A veglia con Torquato Tasso (Une veillée avec Le Tasse)




De février à mars 1932, Giuseppe Ungaretti voyage en Corse ; il prend le train de Bastia à Corte, puis se dirige vers Bocognano et Ajaccio. Au retour, il s'arrête à Vivario, puis dans la région de Venaco. Il rédige un journal pendant tout ce voyage, qu'il publiera en 1962 dans l'ouvrage Il deserto e dopo [traduit en français par Philippe Jaccottet sous le titre À partir du désert], qui réunit ses principaux récits de voyages. Dans l'extrait que je cite ici, dans une traduction personnelle, il nous raconte une veillée dans le village de Santo-Pietro-di-Venaco, le onze mars 1932.


Arrivé à Poggio-di-Venaco et à Santo-Pietro-di-Venaco, le paysage s'est progressivement adouci. Les pierres sont maintenant totalement délivrées des malédictions cyclopéennes et des pactes avec les Sirènes ; les tourments du chaos ne les accablent plus du tout, elles sont, pour le vagabond, entrées dans la douceur de la paix. Elles sont redevenues pierres, d’un vert-de-gris terreux comme la patine d’un bronze que l'on vient à peine d'exhumer. Sur les crêtes, il y a le vert plaintif des yeuses, et plus bas le vieil or des chênes au milieu des noyers et des peupliers, qui dressent tous vers le ciel leurs moignons de ramilles entre lesquelles l’air qui s’infiltre laisse voir des sortes de fils de soie.
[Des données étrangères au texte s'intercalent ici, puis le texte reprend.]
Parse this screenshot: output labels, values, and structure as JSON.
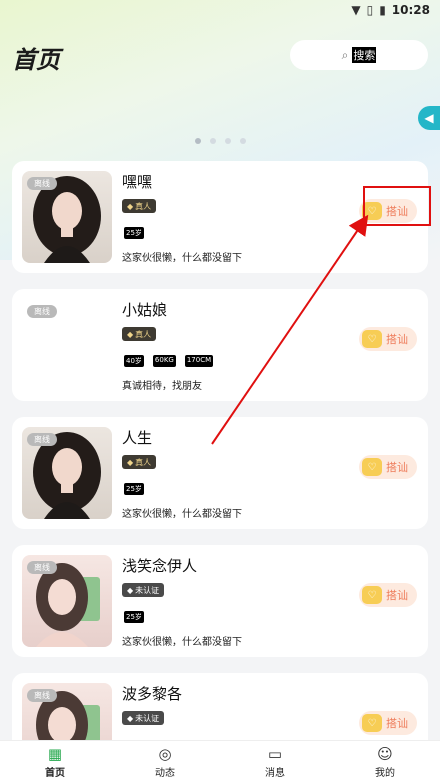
{
  "status_bar": {
    "time": "10:28",
    "icons": [
      "wifi-icon",
      "sim-icon",
      "battery-icon"
    ]
  },
  "header": {
    "title": "首页",
    "search_placeholder": "搜索"
  },
  "carousel": {
    "dots": 4,
    "active_index": 0
  },
  "online_label": "离线",
  "greet_label": "搭讪",
  "cards": [
    {
      "name": "嘿嘿",
      "verify": "真人",
      "verified": true,
      "tags": [
        "25岁"
      ],
      "bio": "这家伙很懒，什么都没留下",
      "avatar": "dark-hair-girl"
    },
    {
      "name": "小姑娘",
      "verify": "真人",
      "verified": true,
      "tags": [
        "40岁",
        "60KG",
        "170CM"
      ],
      "bio": "真诚相待，找朋友",
      "avatar": "none"
    },
    {
      "name": "人生",
      "verify": "真人",
      "verified": true,
      "tags": [
        "25岁"
      ],
      "bio": "这家伙很懒，什么都没留下",
      "avatar": "dark-hair-girl"
    },
    {
      "name": "浅笑念伊人",
      "verify": "未认证",
      "verified": false,
      "tags": [
        "25岁"
      ],
      "bio": "这家伙很懒，什么都没留下",
      "avatar": "phone-selfie-girl"
    },
    {
      "name": "波多黎各",
      "verify": "未认证",
      "verified": false,
      "tags": [],
      "bio": "",
      "avatar": "phone-selfie-girl"
    }
  ],
  "bottom_nav": [
    {
      "label": "首页",
      "icon": "home-icon",
      "active": true
    },
    {
      "label": "动态",
      "icon": "compass-icon",
      "active": false
    },
    {
      "label": "消息",
      "icon": "message-icon",
      "active": false
    },
    {
      "label": "我的",
      "icon": "profile-icon",
      "active": false
    }
  ],
  "colors": {
    "accent": "#26a84e",
    "greet_text": "#ee7c5a",
    "greet_bg": "#fdeadf",
    "annotation": "#e01010"
  }
}
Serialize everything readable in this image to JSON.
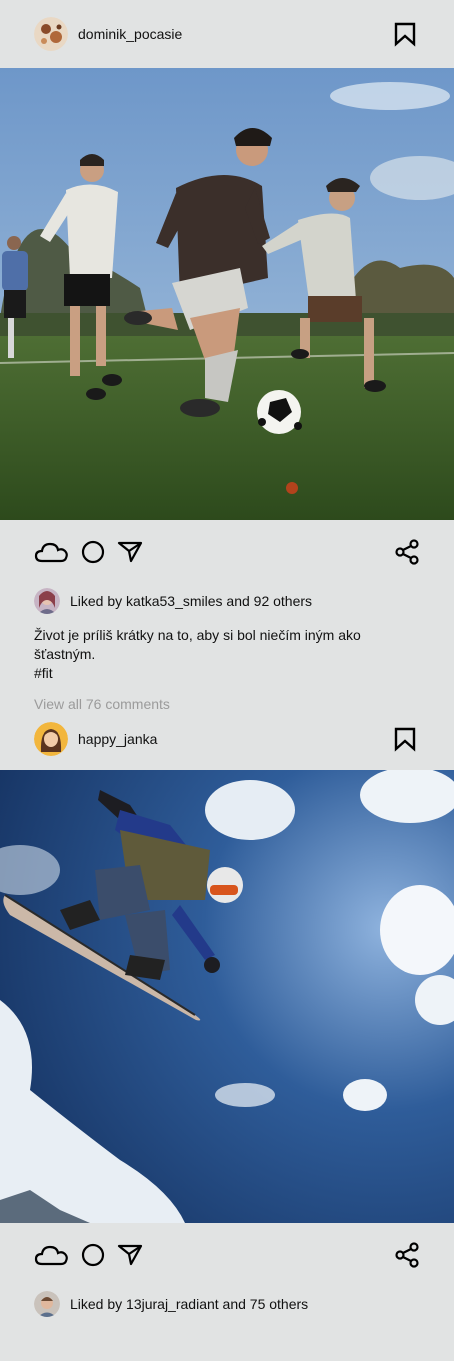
{
  "posts": [
    {
      "username": "dominik_pocasie",
      "likes_text": "Liked by katka53_smiles and 92 others",
      "caption_line1": "Život je príliš krátky na to, aby si bol niečím iným ako šťastným.",
      "caption_line2": "#fit",
      "comments_link": "View all 76 comments"
    },
    {
      "username": "happy_janka",
      "likes_text": "Liked by 13juraj_radiant and 75 others"
    }
  ],
  "icons": {
    "bookmark": "bookmark-icon",
    "weather": "cloud-icon",
    "comment": "circle-icon",
    "send": "send-icon",
    "share": "share-icon"
  },
  "colors": {
    "background": "#e1e3e3",
    "text": "#111111",
    "muted": "#9b9b9b"
  }
}
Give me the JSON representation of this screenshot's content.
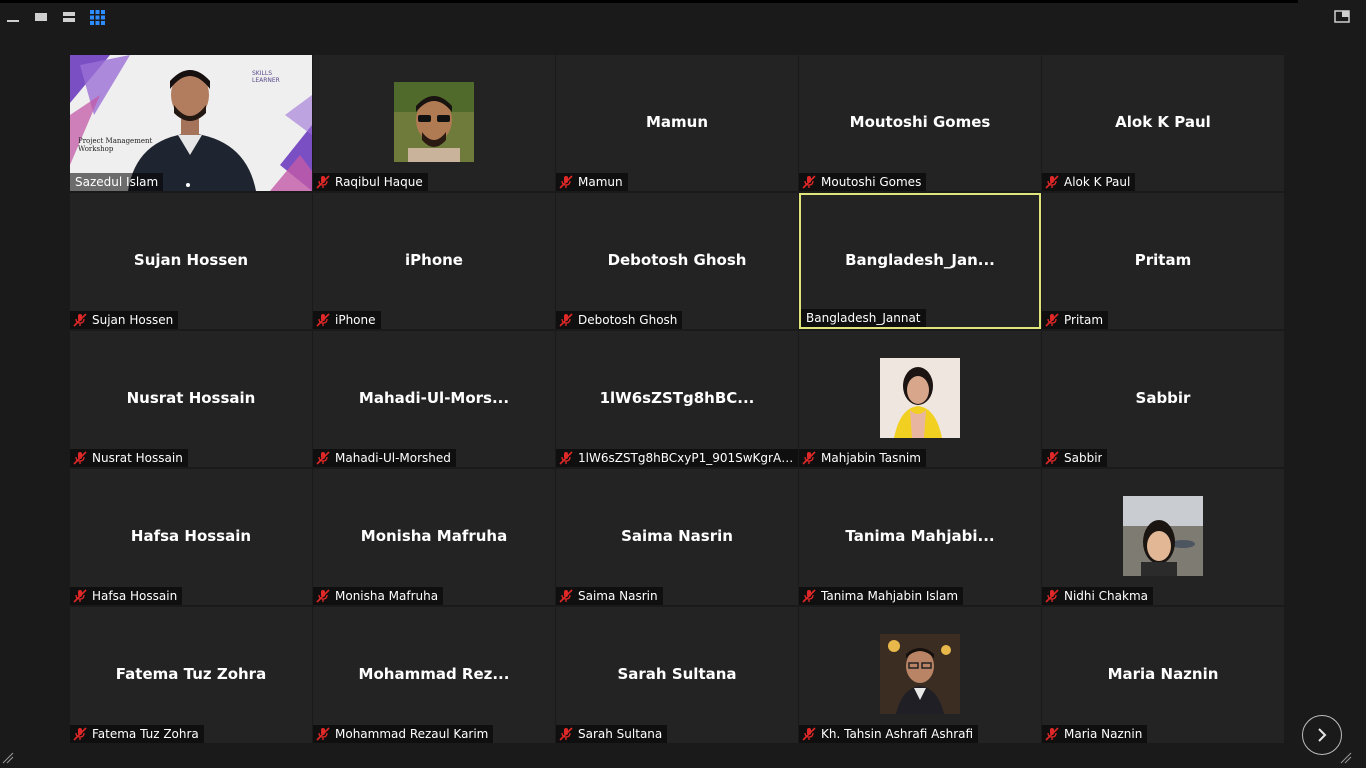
{
  "window": {
    "view_buttons": [
      "minimize-icon",
      "speaker-view-icon",
      "strip-view-icon",
      "gallery-view-icon"
    ],
    "exit_fullscreen_icon": "exit-fullscreen-icon",
    "accent_color": "#2d8cff",
    "active_speaker_border": "#dfe57a"
  },
  "participants": [
    {
      "name": "Sazedul Islam",
      "display": "",
      "kind": "video",
      "muted": false
    },
    {
      "name": "Raqibul Haque",
      "display": "",
      "kind": "photo",
      "muted": true,
      "photo": "man-sunglasses"
    },
    {
      "name": "Mamun",
      "display": "Mamun",
      "kind": "name",
      "muted": true
    },
    {
      "name": "Moutoshi Gomes",
      "display": "Moutoshi Gomes",
      "kind": "name",
      "muted": true
    },
    {
      "name": "Alok K Paul",
      "display": "Alok K Paul",
      "kind": "name",
      "muted": true
    },
    {
      "name": "Sujan Hossen",
      "display": "Sujan Hossen",
      "kind": "name",
      "muted": true
    },
    {
      "name": "iPhone",
      "display": "iPhone",
      "kind": "name",
      "muted": true
    },
    {
      "name": "Debotosh Ghosh",
      "display": "Debotosh Ghosh",
      "kind": "name",
      "muted": true
    },
    {
      "name": "Bangladesh_Jannat",
      "display": "Bangladesh_Jan...",
      "kind": "name",
      "muted": false,
      "active": true
    },
    {
      "name": "Pritam",
      "display": "Pritam",
      "kind": "name",
      "muted": true
    },
    {
      "name": "Nusrat Hossain",
      "display": "Nusrat Hossain",
      "kind": "name",
      "muted": true
    },
    {
      "name": "Mahadi-Ul-Morshed",
      "display": "Mahadi-Ul-Mors...",
      "kind": "name",
      "muted": true
    },
    {
      "name": "1lW6sZSTg8hBCxyP1_901SwKgrARF...",
      "display": "1lW6sZSTg8hBC...",
      "kind": "name",
      "muted": true
    },
    {
      "name": "Mahjabin Tasnim",
      "display": "",
      "kind": "photo",
      "muted": true,
      "photo": "woman-yellow"
    },
    {
      "name": "Sabbir",
      "display": "Sabbir",
      "kind": "name",
      "muted": true
    },
    {
      "name": "Hafsa Hossain",
      "display": "Hafsa Hossain",
      "kind": "name",
      "muted": true
    },
    {
      "name": "Monisha Mafruha",
      "display": "Monisha Mafruha",
      "kind": "name",
      "muted": true
    },
    {
      "name": "Saima Nasrin",
      "display": "Saima Nasrin",
      "kind": "name",
      "muted": true
    },
    {
      "name": "Tanima Mahjabin Islam",
      "display": "Tanima  Mahjabi...",
      "kind": "name",
      "muted": true
    },
    {
      "name": "Nidhi Chakma",
      "display": "",
      "kind": "photo",
      "muted": true,
      "photo": "woman-outdoor"
    },
    {
      "name": "Fatema Tuz Zohra",
      "display": "Fatema Tuz Zohra",
      "kind": "name",
      "muted": true
    },
    {
      "name": "Mohammad Rezaul Karim",
      "display": "Mohammad  Rez...",
      "kind": "name",
      "muted": true
    },
    {
      "name": "Sarah Sultana",
      "display": "Sarah Sultana",
      "kind": "name",
      "muted": true
    },
    {
      "name": "Kh. Tahsin Ashrafi Ashrafi",
      "display": "",
      "kind": "photo",
      "muted": true,
      "photo": "man-glasses"
    },
    {
      "name": "Maria Naznin",
      "display": "Maria Naznin",
      "kind": "name",
      "muted": true
    }
  ],
  "video_slide": {
    "title_line1": "Project Management",
    "title_line2": "Workshop",
    "logo_line1": "SKILLS",
    "logo_line2": "LEARNER"
  },
  "pager": {
    "next_icon": "chevron-right-icon"
  }
}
Un torrent traverse le village, et sa transparence verte est comme troublée par le lait des grosses pierres du fleuve, très blanches, jetées là dans un grand désordre, telles des miches de pain. L’élan lisse des noyers et la rugueuse violence des châtaigniers m’accompagnent pendant toute la dernière partie du trajet. À l’entrée du village, un vendeur ambulant a déplié et exposé sur la place ses tissus : des draps, des mouchoirs, des serviettes, des couvertures brochées ou damassées, en véritable soie égyptienne, etc... Et les rayons du soleil jouent avec toutes ces couleurs déployées. Un peu plus loin, je me retrouve devant une montagne d’agneaux, les pattes attachées, et un homme qui les transporte dans un enclos, deux sous chaque aisselle, deux autres sous le menton, quatre dans chaque main, et il va et vient avec ses bottes de sept lieues. Sur les montagnes alentour, les petits villages — quatre ou cinq cents habitants chacun — s’échelonnent en minuscules amas, avec les toits de tuiles rouges des maisons plus récentes, et les ardoises des plus anciennes.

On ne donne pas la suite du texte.